I’m running into issues using PKCS#11 tools with my HSM6.Using multiple tools I’ve received an error about an invalid slot. This has prevented me from using it for my first use case, which is a CA in a box using the pi + module.
Using the pkcs11-tool CLI as a baseline, here’s the output:
crdant@certificates:~/workspace/step-ca_0.19.0 $ pkcs11-tool --module /usr/lib/libzk_pkcs11.so -l -p 1234 --token test --list-slots
Available slots:
Slot 0 (0x103ebe3b4): SoftHSM slot ID 0x3ebe3b4
token label : test
token manufacturer : SoftHSM project
token model : SoftHSM v2
token flags : login required, rng, token initialized, PIN initialized, other flags=0x20
hardware version : 0.0
firmware version : 75.127
serial num : 4ce9927e03ebe3b4
pin min/max : 4049356396564721714/360856430586101759
Slot 1 (0x0): (GetSlotInfo failed, CKR_SLOT_ID_INVALID)
error: PKCS11 function C_OpenSession failed: rv = CKR_SLOT_ID_INVALID (0x3)
Aborting.
Other tools/libraries are showing the same issues. I’m using Raspberian Buster as the OS.

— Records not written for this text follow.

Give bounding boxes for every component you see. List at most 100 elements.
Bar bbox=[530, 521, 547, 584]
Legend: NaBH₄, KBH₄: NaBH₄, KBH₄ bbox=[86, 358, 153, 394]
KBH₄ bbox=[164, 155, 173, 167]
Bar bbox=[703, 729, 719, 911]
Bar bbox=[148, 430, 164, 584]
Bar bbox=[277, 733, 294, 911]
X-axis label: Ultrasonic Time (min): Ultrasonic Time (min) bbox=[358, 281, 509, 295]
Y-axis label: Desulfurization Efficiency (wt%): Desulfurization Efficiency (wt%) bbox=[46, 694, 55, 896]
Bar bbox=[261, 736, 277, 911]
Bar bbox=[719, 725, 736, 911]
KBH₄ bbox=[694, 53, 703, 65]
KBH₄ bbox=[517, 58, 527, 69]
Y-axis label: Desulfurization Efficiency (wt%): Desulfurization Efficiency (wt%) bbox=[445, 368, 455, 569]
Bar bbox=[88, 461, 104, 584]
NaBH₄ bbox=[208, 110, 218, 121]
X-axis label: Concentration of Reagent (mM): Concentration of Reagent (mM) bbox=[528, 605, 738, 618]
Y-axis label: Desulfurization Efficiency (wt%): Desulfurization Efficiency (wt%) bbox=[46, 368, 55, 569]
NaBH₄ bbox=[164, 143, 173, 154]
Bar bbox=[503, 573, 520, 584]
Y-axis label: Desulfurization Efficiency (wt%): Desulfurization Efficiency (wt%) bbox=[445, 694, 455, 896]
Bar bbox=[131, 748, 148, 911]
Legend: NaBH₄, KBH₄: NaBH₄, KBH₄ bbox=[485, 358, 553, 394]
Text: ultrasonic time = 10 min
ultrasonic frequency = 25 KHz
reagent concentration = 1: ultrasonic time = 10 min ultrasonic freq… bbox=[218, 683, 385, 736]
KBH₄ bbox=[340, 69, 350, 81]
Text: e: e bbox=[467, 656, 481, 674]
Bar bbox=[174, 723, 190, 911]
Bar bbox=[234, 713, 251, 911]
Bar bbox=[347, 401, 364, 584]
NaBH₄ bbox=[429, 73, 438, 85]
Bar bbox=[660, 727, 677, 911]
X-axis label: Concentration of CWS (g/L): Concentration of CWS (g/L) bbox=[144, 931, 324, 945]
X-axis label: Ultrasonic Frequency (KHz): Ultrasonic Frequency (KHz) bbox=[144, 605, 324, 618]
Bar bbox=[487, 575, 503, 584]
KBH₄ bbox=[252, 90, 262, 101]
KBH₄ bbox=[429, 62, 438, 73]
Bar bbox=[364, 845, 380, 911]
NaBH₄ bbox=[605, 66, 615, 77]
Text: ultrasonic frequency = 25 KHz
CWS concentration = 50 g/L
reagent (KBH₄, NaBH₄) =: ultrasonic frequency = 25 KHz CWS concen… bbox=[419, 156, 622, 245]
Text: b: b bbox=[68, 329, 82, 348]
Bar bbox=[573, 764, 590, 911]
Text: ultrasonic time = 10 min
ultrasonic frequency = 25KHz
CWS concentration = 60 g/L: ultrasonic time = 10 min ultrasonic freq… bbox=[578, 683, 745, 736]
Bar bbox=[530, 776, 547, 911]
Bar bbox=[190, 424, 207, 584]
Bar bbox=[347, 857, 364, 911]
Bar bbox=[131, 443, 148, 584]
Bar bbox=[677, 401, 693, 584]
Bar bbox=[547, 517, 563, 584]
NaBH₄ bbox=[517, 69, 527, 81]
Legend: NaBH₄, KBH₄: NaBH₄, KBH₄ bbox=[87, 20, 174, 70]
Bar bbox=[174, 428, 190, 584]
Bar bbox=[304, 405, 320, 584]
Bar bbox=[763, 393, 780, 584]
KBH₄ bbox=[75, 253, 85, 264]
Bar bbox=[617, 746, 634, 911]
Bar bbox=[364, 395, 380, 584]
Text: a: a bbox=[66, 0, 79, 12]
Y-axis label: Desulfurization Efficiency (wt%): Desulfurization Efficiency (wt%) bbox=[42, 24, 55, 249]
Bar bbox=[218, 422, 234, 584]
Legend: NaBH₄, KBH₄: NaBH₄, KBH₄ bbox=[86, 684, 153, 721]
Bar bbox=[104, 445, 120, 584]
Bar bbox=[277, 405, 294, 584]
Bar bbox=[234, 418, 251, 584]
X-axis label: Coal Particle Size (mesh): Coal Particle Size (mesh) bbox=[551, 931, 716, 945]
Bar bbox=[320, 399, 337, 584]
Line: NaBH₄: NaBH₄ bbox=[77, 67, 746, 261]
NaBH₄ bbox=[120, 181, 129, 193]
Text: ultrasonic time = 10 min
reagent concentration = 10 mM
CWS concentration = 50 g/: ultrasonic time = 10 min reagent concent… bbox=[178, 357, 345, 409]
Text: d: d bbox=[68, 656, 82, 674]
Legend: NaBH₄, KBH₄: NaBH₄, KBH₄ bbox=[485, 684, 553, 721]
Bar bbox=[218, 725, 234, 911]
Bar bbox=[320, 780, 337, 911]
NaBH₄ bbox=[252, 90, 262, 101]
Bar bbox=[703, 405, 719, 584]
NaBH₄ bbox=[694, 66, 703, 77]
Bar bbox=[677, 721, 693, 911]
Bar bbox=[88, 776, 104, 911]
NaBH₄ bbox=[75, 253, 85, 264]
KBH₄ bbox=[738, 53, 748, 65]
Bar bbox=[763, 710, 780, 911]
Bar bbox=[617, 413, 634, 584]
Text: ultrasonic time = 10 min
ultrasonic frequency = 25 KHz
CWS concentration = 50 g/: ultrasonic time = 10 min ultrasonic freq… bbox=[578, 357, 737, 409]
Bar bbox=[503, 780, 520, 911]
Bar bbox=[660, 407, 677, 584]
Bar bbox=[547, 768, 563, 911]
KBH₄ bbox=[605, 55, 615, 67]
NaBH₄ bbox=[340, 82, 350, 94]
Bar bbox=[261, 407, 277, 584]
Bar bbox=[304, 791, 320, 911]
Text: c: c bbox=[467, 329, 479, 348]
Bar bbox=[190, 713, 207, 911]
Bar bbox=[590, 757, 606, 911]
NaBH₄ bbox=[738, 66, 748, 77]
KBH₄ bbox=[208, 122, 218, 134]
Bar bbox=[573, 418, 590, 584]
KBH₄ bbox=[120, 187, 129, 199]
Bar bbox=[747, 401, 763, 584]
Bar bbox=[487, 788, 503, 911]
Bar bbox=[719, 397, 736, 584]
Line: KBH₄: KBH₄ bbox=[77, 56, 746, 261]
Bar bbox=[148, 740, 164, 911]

I found the difference between sudo and no sudo on the pkcs11-tool. It was file permissions on the directory created under /var/lib/zmbit/zk_pcks11/tokens.
My original issue remains, in the that PCKS module appears to be bailing on slot listing when used with tools like pkcs11-tool and other commands that use PKCS#11 to access the module.

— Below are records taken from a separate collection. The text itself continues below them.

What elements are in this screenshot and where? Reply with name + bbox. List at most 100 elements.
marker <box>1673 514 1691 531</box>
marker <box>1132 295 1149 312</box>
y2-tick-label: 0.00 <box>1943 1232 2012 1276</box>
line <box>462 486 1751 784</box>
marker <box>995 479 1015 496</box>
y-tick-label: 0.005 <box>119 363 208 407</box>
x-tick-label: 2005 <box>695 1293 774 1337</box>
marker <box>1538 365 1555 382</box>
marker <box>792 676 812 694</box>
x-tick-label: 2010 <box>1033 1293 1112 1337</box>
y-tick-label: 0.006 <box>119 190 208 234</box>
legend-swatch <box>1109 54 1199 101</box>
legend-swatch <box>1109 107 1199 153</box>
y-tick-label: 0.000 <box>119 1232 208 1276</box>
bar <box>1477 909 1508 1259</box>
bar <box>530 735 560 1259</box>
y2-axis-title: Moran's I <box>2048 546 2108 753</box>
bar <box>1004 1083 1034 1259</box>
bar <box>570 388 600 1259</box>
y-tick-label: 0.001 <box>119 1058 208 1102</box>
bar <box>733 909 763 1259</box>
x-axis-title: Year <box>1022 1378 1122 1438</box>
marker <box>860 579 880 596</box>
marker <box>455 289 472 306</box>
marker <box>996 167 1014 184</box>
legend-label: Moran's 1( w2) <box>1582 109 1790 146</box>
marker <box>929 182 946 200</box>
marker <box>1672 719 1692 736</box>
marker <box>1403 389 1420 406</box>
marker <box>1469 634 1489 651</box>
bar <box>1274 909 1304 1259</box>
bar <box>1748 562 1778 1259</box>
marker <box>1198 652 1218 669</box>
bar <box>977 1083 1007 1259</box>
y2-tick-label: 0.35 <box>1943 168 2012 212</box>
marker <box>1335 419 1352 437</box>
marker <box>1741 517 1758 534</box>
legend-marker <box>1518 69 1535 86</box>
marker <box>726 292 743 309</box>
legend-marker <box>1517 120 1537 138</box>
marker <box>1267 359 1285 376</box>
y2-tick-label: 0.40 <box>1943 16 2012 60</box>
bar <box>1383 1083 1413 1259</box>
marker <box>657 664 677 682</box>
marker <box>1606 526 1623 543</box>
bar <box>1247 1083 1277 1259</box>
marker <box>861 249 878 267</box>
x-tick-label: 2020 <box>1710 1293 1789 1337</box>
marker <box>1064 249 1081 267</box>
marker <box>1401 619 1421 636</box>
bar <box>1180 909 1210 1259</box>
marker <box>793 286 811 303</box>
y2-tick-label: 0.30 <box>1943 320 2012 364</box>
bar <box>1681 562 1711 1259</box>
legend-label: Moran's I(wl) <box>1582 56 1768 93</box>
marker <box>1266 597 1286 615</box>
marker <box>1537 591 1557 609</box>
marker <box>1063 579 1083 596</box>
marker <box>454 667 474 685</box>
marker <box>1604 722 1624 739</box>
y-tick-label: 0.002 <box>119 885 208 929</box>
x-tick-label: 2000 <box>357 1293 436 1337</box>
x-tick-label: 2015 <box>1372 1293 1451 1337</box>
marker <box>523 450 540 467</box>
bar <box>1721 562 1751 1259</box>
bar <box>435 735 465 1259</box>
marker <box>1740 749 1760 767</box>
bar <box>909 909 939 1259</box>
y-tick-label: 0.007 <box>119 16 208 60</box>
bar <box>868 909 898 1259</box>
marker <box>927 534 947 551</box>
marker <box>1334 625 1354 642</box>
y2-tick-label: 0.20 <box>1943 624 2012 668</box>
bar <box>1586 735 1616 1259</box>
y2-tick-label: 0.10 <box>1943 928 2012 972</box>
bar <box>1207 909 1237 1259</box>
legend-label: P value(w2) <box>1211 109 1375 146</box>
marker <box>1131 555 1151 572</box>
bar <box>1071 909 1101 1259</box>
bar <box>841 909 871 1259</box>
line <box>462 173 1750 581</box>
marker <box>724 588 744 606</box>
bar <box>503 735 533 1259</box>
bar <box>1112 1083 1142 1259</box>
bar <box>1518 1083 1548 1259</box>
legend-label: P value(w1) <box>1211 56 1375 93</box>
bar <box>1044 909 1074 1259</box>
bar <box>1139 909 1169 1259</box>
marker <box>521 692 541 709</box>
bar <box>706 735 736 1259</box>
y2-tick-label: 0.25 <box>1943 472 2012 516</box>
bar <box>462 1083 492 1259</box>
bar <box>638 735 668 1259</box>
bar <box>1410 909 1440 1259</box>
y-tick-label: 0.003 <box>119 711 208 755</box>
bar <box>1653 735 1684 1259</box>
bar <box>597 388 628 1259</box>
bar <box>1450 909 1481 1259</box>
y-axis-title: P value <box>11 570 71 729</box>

zk_pkcs11-util is basically an extended softhsm2-util that adds the --use-zkslot parameter allowing you to use the private key from a givenHSM6 keyslot instead of importing one from a PKCS#8 file. You can man zk_pkcs11-util and/or man zk_pkcs11.conf for a description of the slight changes.
Going back to the example, instead of --list-slots use --list-objects. You should see the key object included indicating that the private key of the HSM6 will be used for that token.

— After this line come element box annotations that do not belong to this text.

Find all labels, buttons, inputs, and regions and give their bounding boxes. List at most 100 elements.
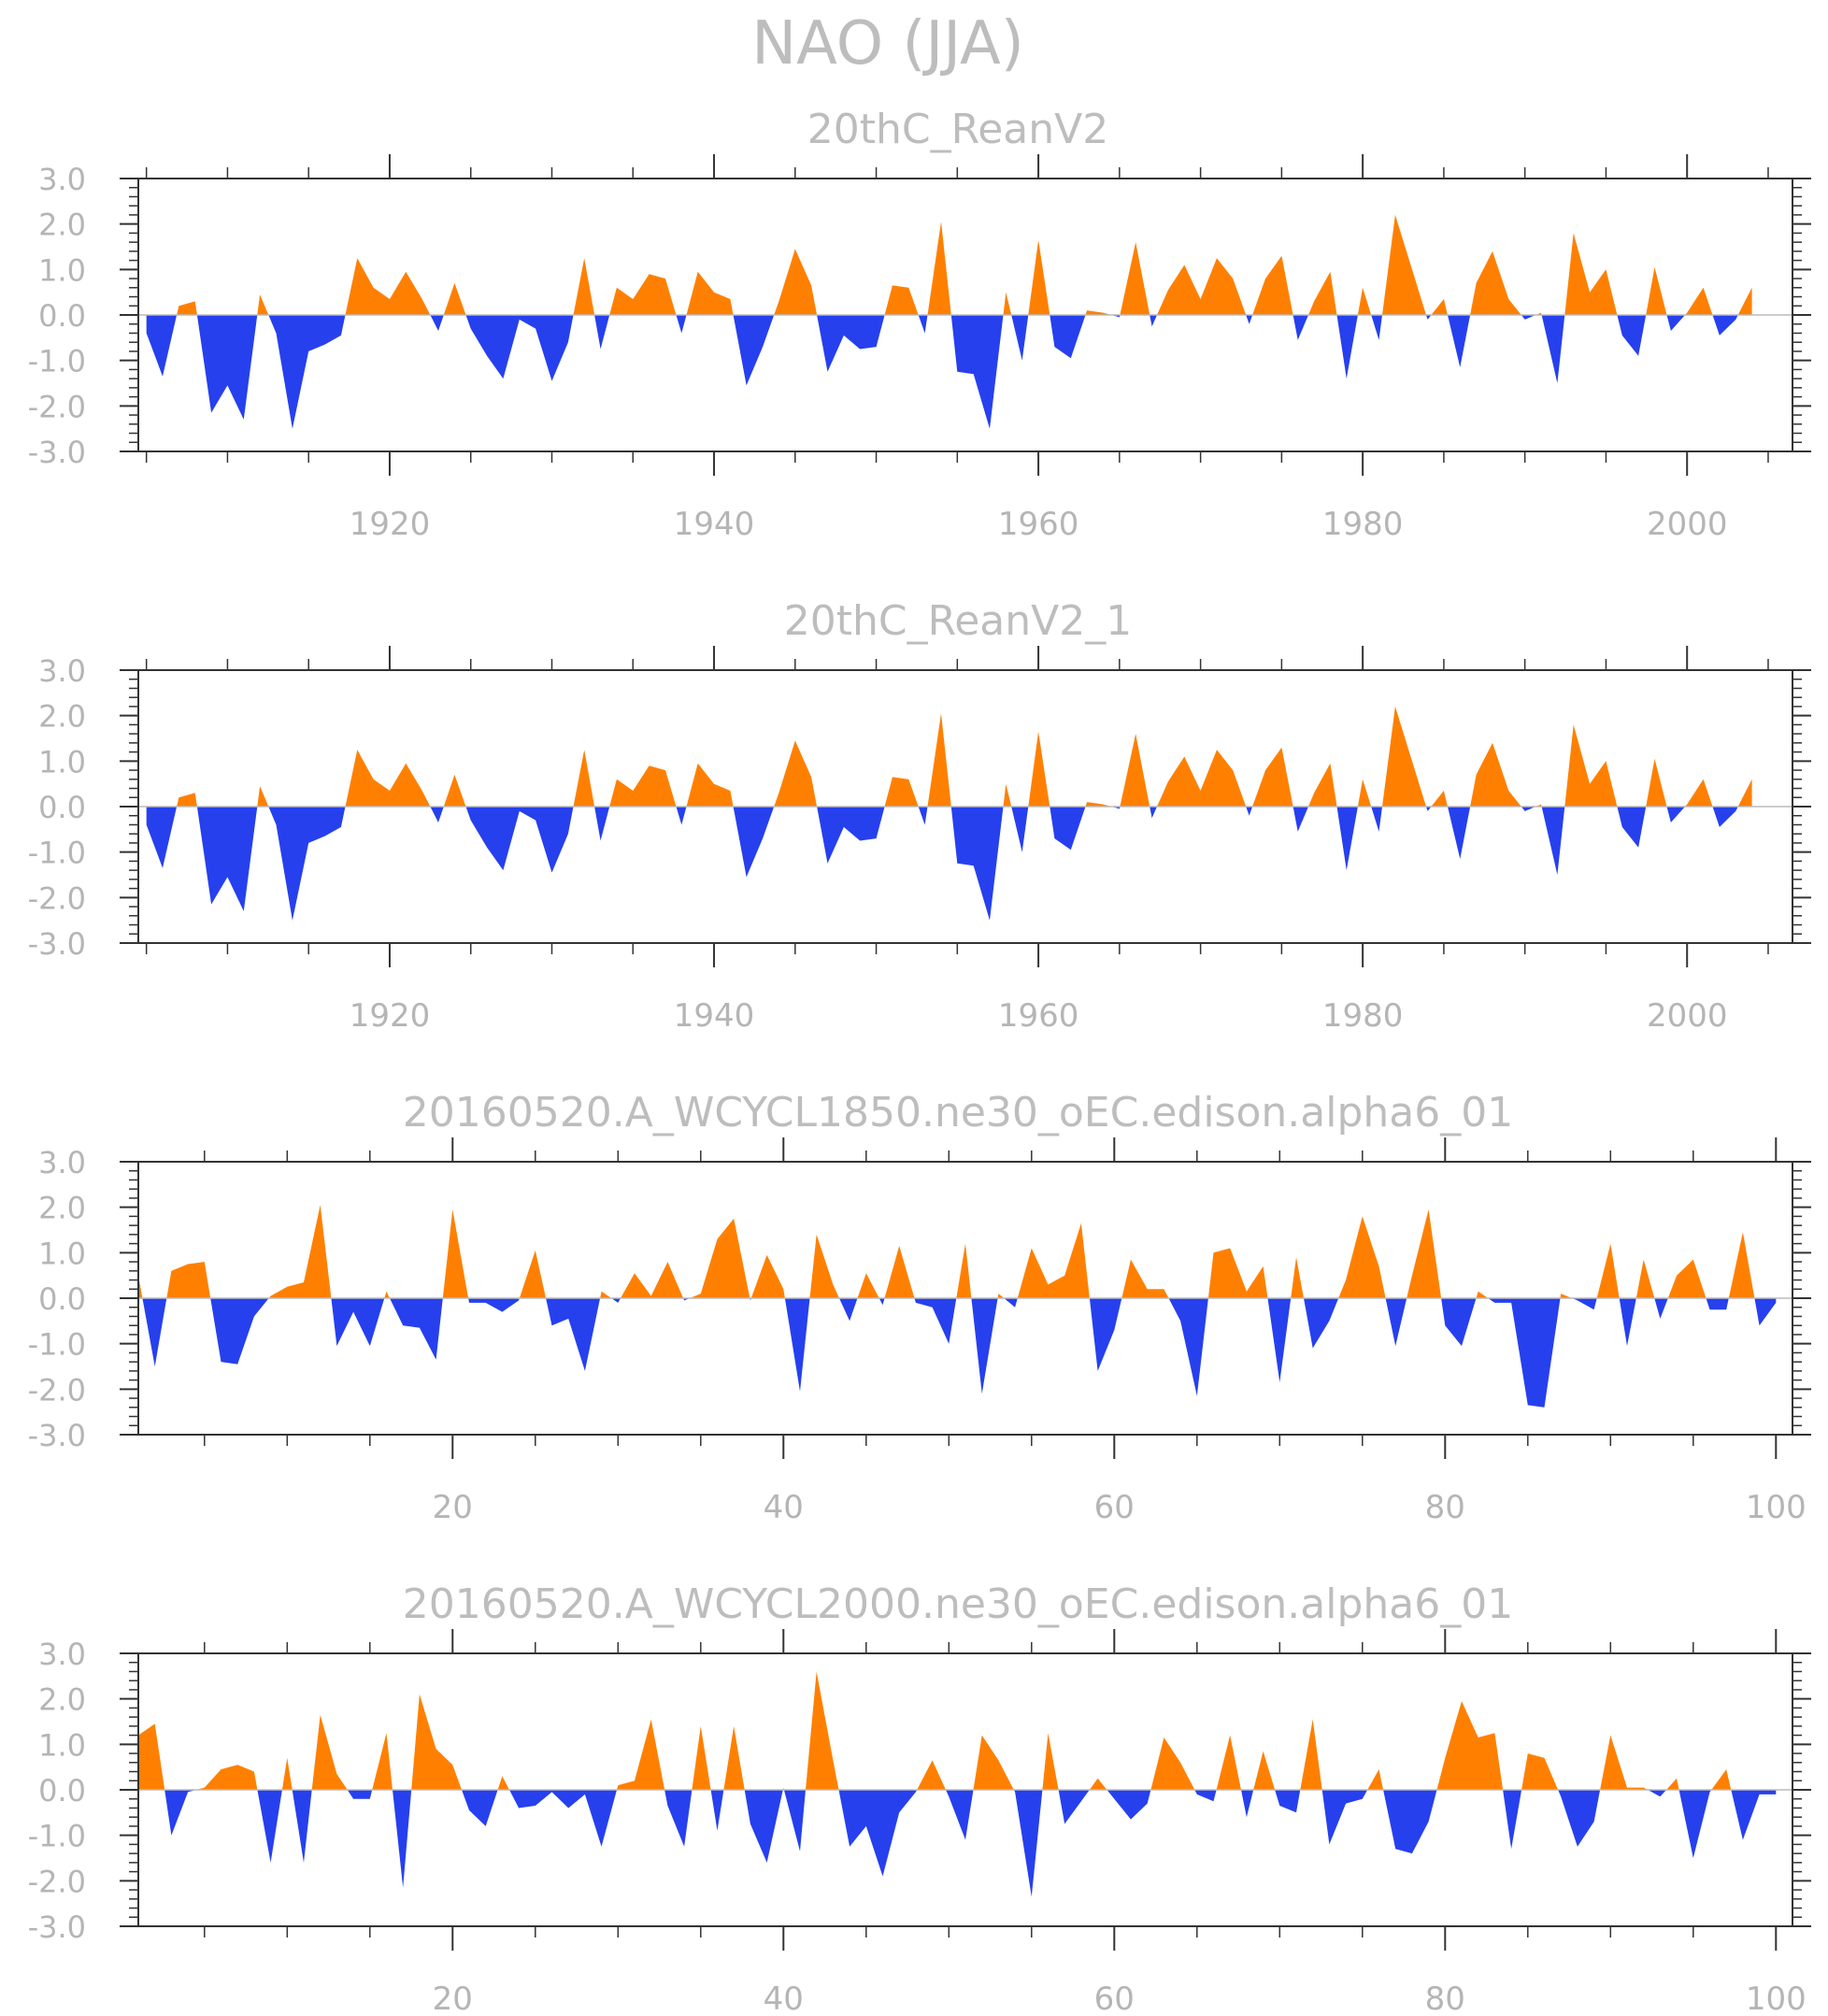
y-tick-label: 2.0 — [38, 1682, 86, 1718]
positive-area — [1476, 1291, 1489, 1298]
positive-area — [1737, 779, 1752, 807]
positive-area — [177, 301, 197, 315]
negative-area — [1712, 807, 1738, 827]
positive-area — [1431, 791, 1448, 807]
negative-area — [1617, 315, 1647, 356]
positive-area — [1308, 763, 1337, 807]
x-tick-label: 60 — [1094, 1489, 1135, 1526]
positive-area — [997, 1294, 1005, 1298]
positive-area — [519, 1250, 547, 1298]
positive-area — [372, 1733, 393, 1790]
positive-area — [177, 793, 197, 807]
positive-area — [1685, 287, 1713, 315]
x-tick-label: 1920 — [350, 997, 431, 1035]
positive-area — [1728, 1232, 1755, 1298]
positive-area — [1291, 1257, 1304, 1298]
negative-area — [146, 315, 178, 377]
negative-area — [838, 1790, 918, 1877]
negative-area — [1050, 807, 1086, 851]
negative-area — [594, 315, 610, 350]
positive-area — [1666, 1778, 1679, 1790]
positive-area — [1560, 1294, 1572, 1298]
positive-area — [1357, 779, 1372, 807]
x-tick-label: 2000 — [1647, 506, 1728, 543]
positive-area — [621, 1262, 684, 1298]
positive-area — [411, 1694, 462, 1790]
positive-area — [384, 1291, 390, 1298]
positive-area — [1646, 266, 1667, 315]
negative-area — [1241, 1790, 1254, 1818]
positive-area — [1338, 1216, 1386, 1298]
positive-area — [1367, 1769, 1384, 1790]
x-tick-label: 1960 — [998, 506, 1079, 543]
x-tick-label: 1940 — [674, 506, 755, 543]
negative-area — [1706, 1298, 1729, 1310]
negative-area — [710, 1790, 724, 1831]
negative-area — [146, 807, 178, 868]
positive-area — [1003, 783, 1012, 807]
negative-area — [594, 807, 610, 841]
positive-area — [1252, 747, 1293, 807]
negative-area — [196, 315, 258, 420]
positive-area — [774, 740, 818, 807]
negative-area — [268, 807, 346, 921]
negative-area — [1448, 807, 1471, 859]
panel-20thc-reanv2-1: 20thC_ReanV2_1 -3.0 -2.0 -1.0 0.0 1.0 2.0 3.0 1… — [28, 597, 1811, 1035]
negative-area — [462, 1790, 498, 1826]
negative-area — [1488, 1298, 1561, 1408]
positive-area — [917, 1760, 946, 1790]
negative-area — [1168, 1298, 1208, 1396]
negative-area — [784, 1298, 810, 1392]
negative-area — [1292, 807, 1308, 832]
positive-area — [1737, 287, 1752, 315]
positive-area — [1085, 310, 1112, 315]
panel-wcycl2000: 20160520.A_WCYCL2000.ne30_oEC.edison.alp… — [28, 1580, 1811, 2016]
negative-area — [1426, 315, 1432, 320]
y-tick-label: 2.0 — [38, 1191, 86, 1226]
positive-area — [1711, 1769, 1732, 1790]
panel-title: 20thC_ReanV2_1 — [784, 597, 1132, 645]
positive-area — [1042, 1733, 1059, 1790]
negative-area — [918, 315, 928, 334]
positive-area — [281, 1757, 293, 1790]
panel-wcycl1850: 20160520.A_WCYCL1850.ne30_oEC.edison.alp… — [28, 1089, 1811, 1526]
negative-area — [1754, 1298, 1777, 1326]
negative-area — [914, 1298, 957, 1344]
positive-area — [1252, 255, 1293, 315]
negative-area — [817, 315, 885, 372]
positive-area — [956, 1243, 972, 1298]
negative-area — [1521, 315, 1536, 320]
negative-area — [210, 1298, 269, 1365]
positive-area — [884, 1246, 915, 1298]
positive-area — [1564, 724, 1618, 807]
negative-area — [1648, 1790, 1666, 1797]
positive-area — [268, 1205, 332, 1298]
positive-area — [1521, 1753, 1559, 1790]
y-tick-label: -2.0 — [28, 1864, 86, 1899]
negative-area — [1617, 807, 1647, 848]
y-tick-label: 1.0 — [38, 1236, 86, 1271]
positive-area — [1121, 1259, 1169, 1298]
panel-title: 20160520.A_WCYCL2000.ne30_oEC.edison.alp… — [403, 1580, 1513, 1628]
positive-area — [609, 274, 677, 315]
positive-area — [723, 1725, 745, 1790]
positive-area — [257, 294, 269, 315]
negative-area — [1383, 1790, 1437, 1854]
x-tick-label: 40 — [764, 1980, 804, 2016]
negative-area — [1712, 315, 1738, 336]
negative-area — [1267, 1298, 1292, 1382]
negative-area — [733, 315, 775, 386]
y-tick-label: 3.0 — [38, 653, 86, 689]
negative-area — [950, 807, 1004, 921]
negative-area — [1336, 807, 1358, 871]
negative-area — [676, 807, 687, 825]
negative-area — [1541, 807, 1565, 875]
negative-area — [1275, 1790, 1301, 1813]
y-tick-label: -3.0 — [28, 1909, 86, 1945]
positive-area — [809, 1234, 839, 1298]
positive-area — [1635, 1259, 1655, 1298]
y-tick-label: -1.0 — [28, 836, 86, 871]
positive-area — [1089, 1778, 1107, 1790]
positive-area — [1253, 1751, 1276, 1790]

I’m feeling more and more like the PKCS#11 support I relied on when making my purchase decision is partial implementation and unable to support my use case. I can list objects, but the following operations for pkcs11-tool seem to fail:
I’m happy to open individual threads on each of these items to show what I’m seeing to see if we can make progress, or to continue this thread. At this point I’m resigned to having made a poor choice in purchasing the HSM6.